Understanding law and economics is a prerequisite. This is Posner's (and Ronald Coase's) idea that descriptively, judges try to maximize social wealth by allocating to claimants the results that those claimants are most willing to pay for. Prescriptively, to Posner, this is a Good Thing.
Solomon in the Bible acted in a Posnerian fashion because the "good" mother valued her child's life over her possession of the child whereas the bad mother valued her possession over the kid's life. Posner would not say that Solomon saw the abstract good and made a decision according to his conception of the abstract good (which Posner feels can be flawed.) Instead Posner would say that Solomon found a decision procedure which revealed the true values of the claimants.
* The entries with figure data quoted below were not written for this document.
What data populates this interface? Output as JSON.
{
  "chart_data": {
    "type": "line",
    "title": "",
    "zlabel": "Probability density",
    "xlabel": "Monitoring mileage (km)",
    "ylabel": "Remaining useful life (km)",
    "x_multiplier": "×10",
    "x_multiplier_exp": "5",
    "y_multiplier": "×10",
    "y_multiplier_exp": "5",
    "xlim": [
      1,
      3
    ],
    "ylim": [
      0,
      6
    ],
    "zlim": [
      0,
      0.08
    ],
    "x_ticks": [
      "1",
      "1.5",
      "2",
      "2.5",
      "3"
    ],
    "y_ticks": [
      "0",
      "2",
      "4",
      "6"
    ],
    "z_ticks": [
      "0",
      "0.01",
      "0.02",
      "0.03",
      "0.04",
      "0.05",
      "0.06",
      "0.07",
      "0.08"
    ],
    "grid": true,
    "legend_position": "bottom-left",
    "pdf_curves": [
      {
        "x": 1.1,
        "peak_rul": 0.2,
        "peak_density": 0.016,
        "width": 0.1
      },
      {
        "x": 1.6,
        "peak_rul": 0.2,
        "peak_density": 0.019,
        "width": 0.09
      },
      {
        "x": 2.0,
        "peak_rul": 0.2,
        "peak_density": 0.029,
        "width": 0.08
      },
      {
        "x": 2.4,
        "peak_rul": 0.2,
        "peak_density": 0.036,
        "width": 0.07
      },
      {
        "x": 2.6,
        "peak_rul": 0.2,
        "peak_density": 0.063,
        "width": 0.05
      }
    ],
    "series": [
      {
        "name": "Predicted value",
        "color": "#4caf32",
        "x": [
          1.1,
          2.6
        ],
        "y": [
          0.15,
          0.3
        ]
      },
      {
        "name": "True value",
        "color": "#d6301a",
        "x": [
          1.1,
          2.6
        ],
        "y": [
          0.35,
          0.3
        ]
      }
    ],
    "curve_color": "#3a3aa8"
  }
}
This makes sense. What makes less sense is that Posner turns Marx's theories on their head, and this is rather dizzying, since Marx turned Hegel on his head. In Posner's ideal world, any atomic business transaction reveals that actor A values product or service P more than B does if B transfers that product or service at price R.
Better critics than I have pointed out that economic actors who are acting close to the bone, such that they must work or trade, or die, may not value their mininum wage more than the service they render. They may value the time highly but sacrifice it anyway as a precondition for their existence. As Kant would say, existence is not a predicate, but a precondition to having predicates. Translated to the economic sphere, existence is not a Yuppie luxury, like an SUV, nor is it a necessity like bread. It is a precondition for having either.
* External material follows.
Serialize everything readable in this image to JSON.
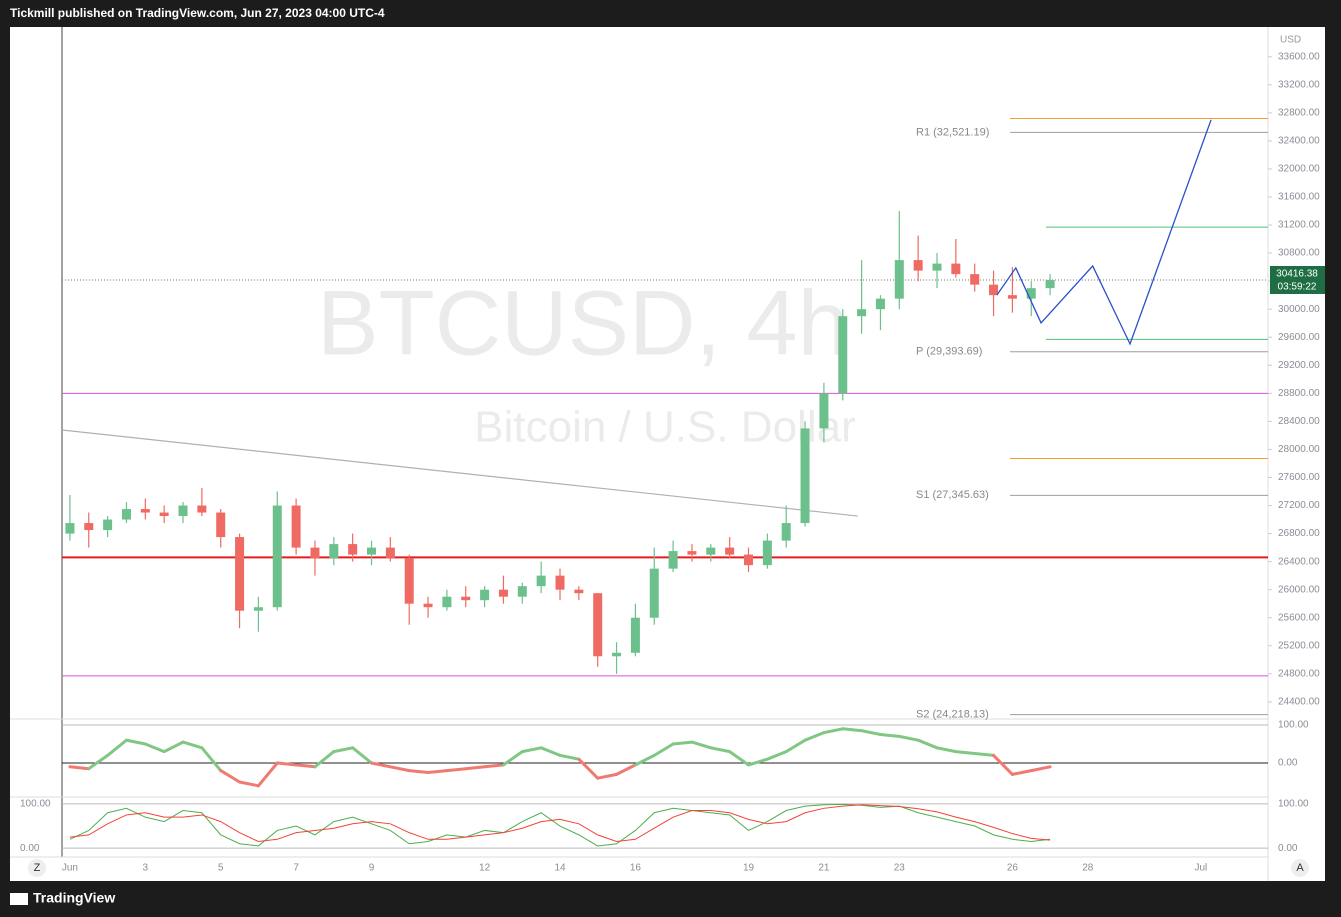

Posner writes, I believe, from the standpoint of the lucky American who has never had to face extinction as a consequence of the economy and this gives his thought a certain lack of heart which is also a failure to think things through.
This is most on display in Posner's essay "Hegel and Employment at Will." Here, Posner speaks directly to legal philosophers including Drucilla Cornell who have made a case, based on the thought of Hegel, for property rights to jobs. Posner's defense of employment at will (which was thought, as recently as 1980, to be an out of date theory) is based on nothing more than an empirical, and questionable, economic claim: that we enjoy higher economic growth in America as a consequence of employment at will.
This is to be misled by the numbers, for many observers of European societies (with their social welfare programs and longer vacations) have pointed out that qualitatively, the consequent higher unemployment in Europe does NOT seem to lead to a high level of misery. In Japan, during the last ten years, that country has been in deep recession, with high unemployment, but qualitative commentators have noticed that the Japanese react differently than Americans have done.
Posner tends to accept high levels of employment which result from churning in the employment market as a good thing. As a sitting judge with probable lifetime tenure, Posner does not see the disruption that results from employment at will...even to businesses themselves.
In general, Posner is a clever and readable ideologue and apologist for Reagan-era ideology. No matter what your views on these changes it is a very good idea to read Judge Posner...if only to be able to spot arguments which use his thought, and to show (as does philosopher Martha Nussbaum) that by their lack of qualitative, and even ethical, reflection, they lack the rationality they claim.